5. The method for identifying and repairing source code defects according to claim 1, wherein the AST template-driven automated repair method comprises a manual template-based repair method and an assisted repair method, and the assisted repair method is used as a supplement to the manual template-based repair method.
6. The method for identifying and repairing source code defects according to claim 1, wherein the source code defect detection module comprises a plurality of style checkers, and the source code defect detection module performs style analysis on the source code based on the style checkers.
7. The method for identifying and repairing source code defects according to claim 6, wherein the source code defect detection module categorizes the source code based on different file types of the source code, and assigns the source code to a corresponding style checker for style analysis based on the categorization result, and the file types of the source code comprise a system header file, a header file, and a current file.

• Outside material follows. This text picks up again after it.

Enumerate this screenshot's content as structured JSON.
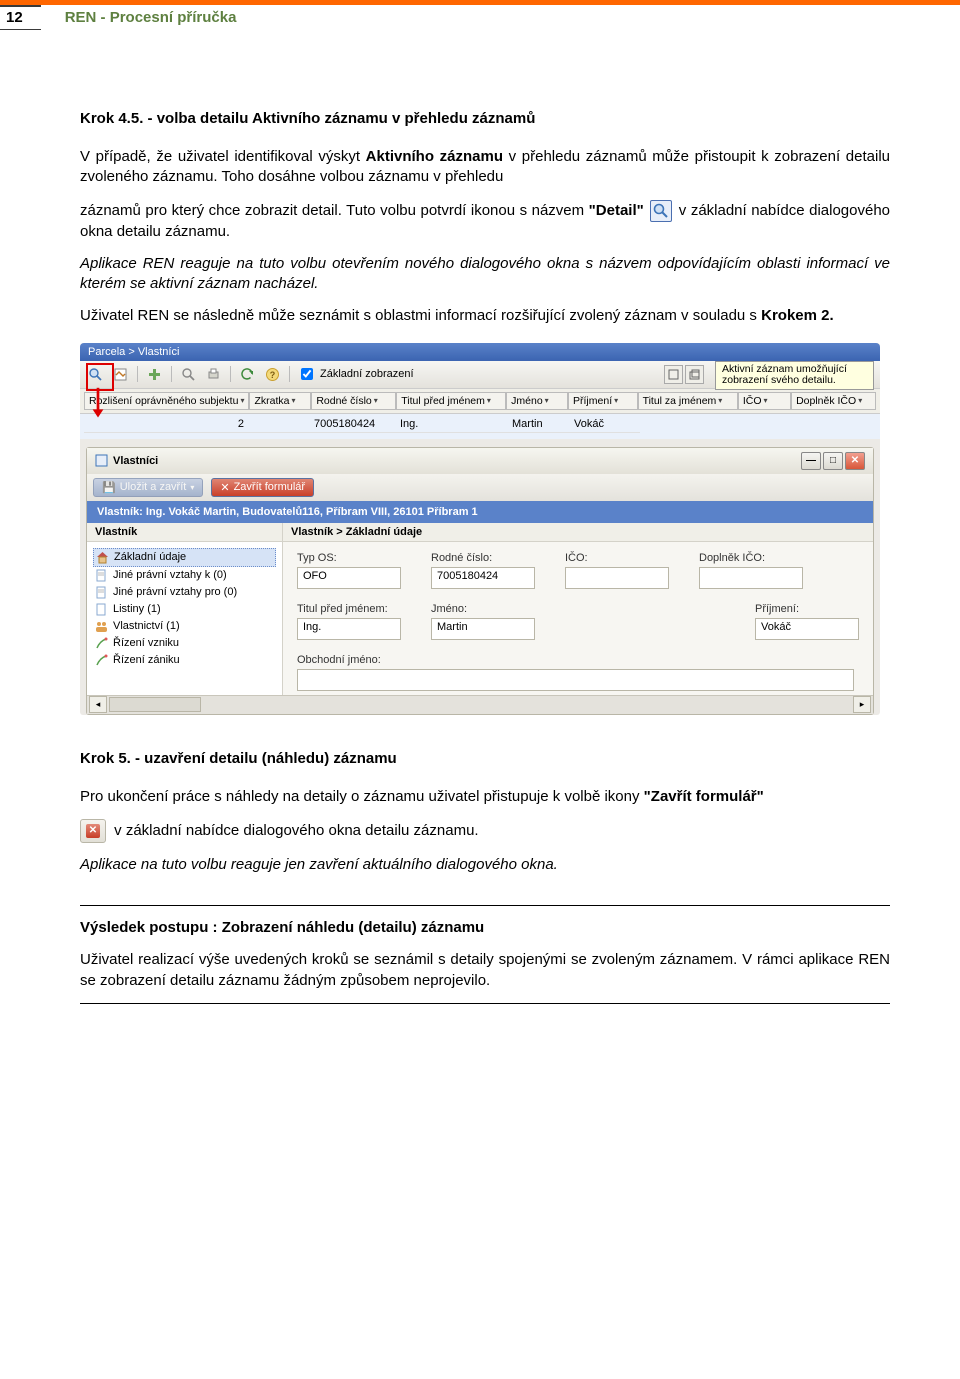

8. The method for identifying and repairing source code defects according to claim 1, wherein the AST template-driven automated repair method allows a user to modify a tree structure of an AST.
9. The method for identifying and repairing source code defects according to claim 8, wherein the AST template-driven automated repair method further comprises a regular expression-based text pattern, and the regular expression-based text pattern is used for matching and replacing a text pattern of the source code, and the AST template is generated based on a clang tool.